A curadoria mensal de conteúdos, divagações e cutucos pra gente não desistir e se interessar mais pelo que acontece fora do nosso umbigo.
Nessa edição: sobre privilégios, culpa e caridade, referências e links pra clicar sem pressa.
Ah, as palavras em laranja são apertáveis, sempre bom avisar.
Pra quem cansou da gente, é possível se desinscrever a qualquer momento lá embaixo.

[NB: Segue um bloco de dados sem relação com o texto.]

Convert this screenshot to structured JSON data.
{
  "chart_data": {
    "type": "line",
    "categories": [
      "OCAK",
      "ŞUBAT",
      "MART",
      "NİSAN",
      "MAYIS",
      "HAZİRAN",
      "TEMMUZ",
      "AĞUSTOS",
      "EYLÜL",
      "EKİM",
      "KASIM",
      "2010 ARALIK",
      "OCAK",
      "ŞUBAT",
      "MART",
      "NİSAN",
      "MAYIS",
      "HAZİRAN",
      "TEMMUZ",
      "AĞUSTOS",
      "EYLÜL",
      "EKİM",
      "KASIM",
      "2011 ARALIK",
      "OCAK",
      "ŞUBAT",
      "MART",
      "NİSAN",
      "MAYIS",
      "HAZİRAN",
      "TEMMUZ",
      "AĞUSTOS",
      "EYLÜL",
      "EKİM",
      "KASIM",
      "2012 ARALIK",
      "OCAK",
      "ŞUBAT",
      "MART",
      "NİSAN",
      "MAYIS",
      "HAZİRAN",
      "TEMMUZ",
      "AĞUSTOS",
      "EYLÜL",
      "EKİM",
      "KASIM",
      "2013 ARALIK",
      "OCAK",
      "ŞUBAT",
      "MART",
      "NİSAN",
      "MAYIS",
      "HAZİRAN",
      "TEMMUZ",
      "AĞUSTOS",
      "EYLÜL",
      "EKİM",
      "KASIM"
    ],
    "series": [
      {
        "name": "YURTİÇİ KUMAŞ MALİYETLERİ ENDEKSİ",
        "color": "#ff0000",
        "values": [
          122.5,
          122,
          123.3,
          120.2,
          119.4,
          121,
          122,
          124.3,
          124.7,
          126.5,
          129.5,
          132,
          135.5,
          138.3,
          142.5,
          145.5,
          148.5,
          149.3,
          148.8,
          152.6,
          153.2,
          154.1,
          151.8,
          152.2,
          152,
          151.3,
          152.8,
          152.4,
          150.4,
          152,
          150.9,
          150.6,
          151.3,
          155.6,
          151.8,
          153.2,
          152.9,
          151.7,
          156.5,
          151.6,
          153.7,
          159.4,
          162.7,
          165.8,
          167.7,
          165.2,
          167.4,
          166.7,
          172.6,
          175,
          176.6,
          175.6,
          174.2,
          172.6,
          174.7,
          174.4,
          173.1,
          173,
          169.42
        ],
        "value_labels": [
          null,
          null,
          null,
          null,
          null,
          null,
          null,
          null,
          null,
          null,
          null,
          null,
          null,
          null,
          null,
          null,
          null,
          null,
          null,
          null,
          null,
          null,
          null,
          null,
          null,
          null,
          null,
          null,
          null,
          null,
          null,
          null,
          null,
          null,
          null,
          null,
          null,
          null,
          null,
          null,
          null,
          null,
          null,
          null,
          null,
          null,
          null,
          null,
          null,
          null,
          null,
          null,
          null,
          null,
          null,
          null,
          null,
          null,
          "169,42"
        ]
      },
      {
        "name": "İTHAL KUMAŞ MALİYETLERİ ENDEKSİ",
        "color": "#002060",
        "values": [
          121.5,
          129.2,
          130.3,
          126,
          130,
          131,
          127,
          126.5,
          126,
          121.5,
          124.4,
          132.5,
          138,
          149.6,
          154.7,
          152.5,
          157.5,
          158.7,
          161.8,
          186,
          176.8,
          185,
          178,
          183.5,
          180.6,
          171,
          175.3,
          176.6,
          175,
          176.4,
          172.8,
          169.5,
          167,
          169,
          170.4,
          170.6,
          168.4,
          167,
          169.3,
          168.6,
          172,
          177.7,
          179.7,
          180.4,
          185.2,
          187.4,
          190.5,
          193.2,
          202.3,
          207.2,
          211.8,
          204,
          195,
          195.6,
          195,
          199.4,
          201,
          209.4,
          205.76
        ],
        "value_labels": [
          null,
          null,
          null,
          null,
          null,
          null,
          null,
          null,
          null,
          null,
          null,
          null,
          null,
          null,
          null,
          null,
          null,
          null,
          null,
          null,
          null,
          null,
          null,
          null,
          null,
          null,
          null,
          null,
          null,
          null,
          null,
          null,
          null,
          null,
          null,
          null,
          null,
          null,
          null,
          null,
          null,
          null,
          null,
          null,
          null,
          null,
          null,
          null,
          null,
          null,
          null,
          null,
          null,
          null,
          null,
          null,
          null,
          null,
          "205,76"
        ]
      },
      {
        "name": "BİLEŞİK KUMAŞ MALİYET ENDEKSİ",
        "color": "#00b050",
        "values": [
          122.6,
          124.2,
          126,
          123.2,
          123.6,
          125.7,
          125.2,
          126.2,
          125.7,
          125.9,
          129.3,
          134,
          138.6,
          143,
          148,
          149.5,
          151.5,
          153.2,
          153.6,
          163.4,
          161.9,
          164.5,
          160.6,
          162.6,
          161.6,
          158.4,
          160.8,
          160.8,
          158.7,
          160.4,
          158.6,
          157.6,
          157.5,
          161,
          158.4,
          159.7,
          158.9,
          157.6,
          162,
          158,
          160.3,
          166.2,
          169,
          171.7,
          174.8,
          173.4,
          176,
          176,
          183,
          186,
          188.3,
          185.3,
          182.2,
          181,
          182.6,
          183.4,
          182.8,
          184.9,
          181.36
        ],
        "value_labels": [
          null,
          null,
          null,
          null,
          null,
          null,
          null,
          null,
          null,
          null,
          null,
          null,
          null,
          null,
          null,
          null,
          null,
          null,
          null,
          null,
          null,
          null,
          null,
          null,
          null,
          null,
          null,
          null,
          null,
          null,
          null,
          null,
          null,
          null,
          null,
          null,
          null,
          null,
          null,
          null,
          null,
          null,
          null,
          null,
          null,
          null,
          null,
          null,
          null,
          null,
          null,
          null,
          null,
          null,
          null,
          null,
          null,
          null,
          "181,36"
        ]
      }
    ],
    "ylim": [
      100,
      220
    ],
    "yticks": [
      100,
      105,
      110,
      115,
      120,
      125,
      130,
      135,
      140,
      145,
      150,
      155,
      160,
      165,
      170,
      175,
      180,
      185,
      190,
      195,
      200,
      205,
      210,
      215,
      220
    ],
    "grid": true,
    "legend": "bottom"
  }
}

Para quem curtiu, espalhe a ideia :)
Pra quem não tem paciência de ler a news até o final, já quero adiantar uma informação: no dia 27 desse mês (terça-feira) às 19h30, vai rolar uma roda de conversa pra gente papear sobre as eleições e é direcionado pra quem sente falta de um espaço civilizado pra tirar dúvidas, desabafar sobre bolsonarista na família, refletir sobre candidatos/as e entender melhor o funcionamento do sistema como um todo.
Sabemos que as eleições não vão resolver os problemas do Brasil, mas estamos em uma situação bem periclitante e, nessa conversa, queremos incentivar uma postura crítica que vá pra muito além de outubro.
Chega mais, é gratuita e aberta via zoom, nesse link aqui.
Agora bora pro nosso tema principal.
Alguns episódios nos últimos meses, aparentemente desconectados, deram a letra de como reações frente às injustiças podem ter vieses bem diferentes, e o moralismo que existe sobre o que chamamos de “fazer o bem”.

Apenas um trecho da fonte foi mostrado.